When we remember that these children who today are adults wherever they might be are forever disconnected from their ancestral land without traces of direct kinsmen or a place that could be called their hometowns, Local Government Area or State of origin, then we come to realize that even though the civil war might have ended in the physical form, to these people it mains an unending mental trauma that goes at the very root of their identity and personality, which they know and see but are powerless to explore. What then can be most demanding in the current definition of “Igbo Diaspora” than to develop a programme of “home-coming” for these people, as the Jews do today I connection with Eretz Israel, if only to provide them with the needed platform to reclaim their shattered identity.
The dimension and pattern of the exposition of Igbo Culture and values in the fast-growing Nollywood film industry will also be of great interest for the Centre.
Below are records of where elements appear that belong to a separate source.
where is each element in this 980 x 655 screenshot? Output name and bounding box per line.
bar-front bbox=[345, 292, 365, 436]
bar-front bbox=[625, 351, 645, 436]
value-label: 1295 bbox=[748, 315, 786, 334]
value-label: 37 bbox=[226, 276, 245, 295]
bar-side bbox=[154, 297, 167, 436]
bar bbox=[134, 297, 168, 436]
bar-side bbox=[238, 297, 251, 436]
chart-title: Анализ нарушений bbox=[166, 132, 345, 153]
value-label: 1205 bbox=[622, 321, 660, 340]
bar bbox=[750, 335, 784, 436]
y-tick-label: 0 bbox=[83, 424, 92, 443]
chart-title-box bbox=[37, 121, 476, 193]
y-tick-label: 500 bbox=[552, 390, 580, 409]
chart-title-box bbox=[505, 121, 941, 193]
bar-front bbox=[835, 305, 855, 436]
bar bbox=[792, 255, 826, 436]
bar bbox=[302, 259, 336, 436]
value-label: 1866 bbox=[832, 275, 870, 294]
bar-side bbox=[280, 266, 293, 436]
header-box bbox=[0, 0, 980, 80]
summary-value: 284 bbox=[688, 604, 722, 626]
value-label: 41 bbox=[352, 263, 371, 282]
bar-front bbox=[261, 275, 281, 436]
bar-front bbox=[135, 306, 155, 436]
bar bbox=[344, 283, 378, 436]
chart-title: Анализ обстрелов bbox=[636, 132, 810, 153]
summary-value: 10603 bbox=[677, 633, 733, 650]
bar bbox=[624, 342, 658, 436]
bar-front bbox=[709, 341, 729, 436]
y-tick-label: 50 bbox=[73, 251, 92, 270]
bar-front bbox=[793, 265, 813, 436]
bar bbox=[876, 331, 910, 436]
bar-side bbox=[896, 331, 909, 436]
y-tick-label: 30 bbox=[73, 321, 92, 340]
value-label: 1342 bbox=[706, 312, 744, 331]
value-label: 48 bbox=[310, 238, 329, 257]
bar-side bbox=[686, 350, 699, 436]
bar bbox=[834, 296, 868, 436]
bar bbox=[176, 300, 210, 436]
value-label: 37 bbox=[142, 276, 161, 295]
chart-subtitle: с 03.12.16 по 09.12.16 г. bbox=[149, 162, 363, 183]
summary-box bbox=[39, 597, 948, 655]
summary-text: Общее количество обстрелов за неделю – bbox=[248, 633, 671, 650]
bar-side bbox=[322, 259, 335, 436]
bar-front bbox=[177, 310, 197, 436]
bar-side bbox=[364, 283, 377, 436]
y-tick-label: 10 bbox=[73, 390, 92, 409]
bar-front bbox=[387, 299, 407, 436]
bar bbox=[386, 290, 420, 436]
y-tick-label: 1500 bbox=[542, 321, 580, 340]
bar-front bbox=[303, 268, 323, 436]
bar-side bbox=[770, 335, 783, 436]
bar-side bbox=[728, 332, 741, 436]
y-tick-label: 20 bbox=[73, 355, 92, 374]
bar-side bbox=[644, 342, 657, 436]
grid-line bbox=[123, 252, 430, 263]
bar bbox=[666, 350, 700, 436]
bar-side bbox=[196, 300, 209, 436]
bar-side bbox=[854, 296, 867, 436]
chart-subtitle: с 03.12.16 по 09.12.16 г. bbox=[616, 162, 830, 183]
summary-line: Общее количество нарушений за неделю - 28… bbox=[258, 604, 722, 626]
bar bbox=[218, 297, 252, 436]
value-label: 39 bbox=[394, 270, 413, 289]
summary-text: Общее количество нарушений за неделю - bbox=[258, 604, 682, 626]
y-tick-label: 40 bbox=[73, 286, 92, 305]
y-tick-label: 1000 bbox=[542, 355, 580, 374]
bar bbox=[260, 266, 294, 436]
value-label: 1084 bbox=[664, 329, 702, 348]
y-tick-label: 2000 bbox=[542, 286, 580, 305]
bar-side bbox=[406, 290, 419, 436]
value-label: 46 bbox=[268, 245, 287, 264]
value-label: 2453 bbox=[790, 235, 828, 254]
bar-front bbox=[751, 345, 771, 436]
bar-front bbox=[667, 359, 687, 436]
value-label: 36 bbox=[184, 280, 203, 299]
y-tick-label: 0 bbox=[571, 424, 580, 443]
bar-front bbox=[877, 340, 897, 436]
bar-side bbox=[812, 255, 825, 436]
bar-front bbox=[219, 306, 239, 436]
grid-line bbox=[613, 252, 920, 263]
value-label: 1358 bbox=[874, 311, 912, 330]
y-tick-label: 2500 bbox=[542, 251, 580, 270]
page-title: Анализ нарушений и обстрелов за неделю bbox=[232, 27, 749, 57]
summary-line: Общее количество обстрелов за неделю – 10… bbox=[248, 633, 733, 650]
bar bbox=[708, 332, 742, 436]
It is hoped that the Centre for Igbo Studies will in future develop a working relationship with the Igbo section of the film industry based on training, re-training and consultancy with the wider objective of turning Nollywood from being a mere entertainment industry, to being an ambassadorial platform for expressing and promoting of Igbo culture, mind and values.
The foregoing may seem to summarize the wider objectives and structural framework of the Centre for Igbo Studies, University of Nigeria, Nsukka, in a form that tends to put the past in greater focus, but they go further to raise fundamental questions about the present, with the tendency to project the future. All these make the establishment of the Centre for Igbo Studies imperative for a functional understanding of the Igbo mind, body and spirit in their inevitable confrontation with the present national and global socio-political and economic challenges.
At the Centre for Igbo Studies, we dedicate ourselves to cutting-edge research initiatives, which provides us the audacious willingness to venture into hitherto unexplored zones of knowledge, re-examine the veracity of commonly-held theories, and ensure that intellectual honesty laced with the creams of true knowledge and integrity in scholarship remain our guiding principle.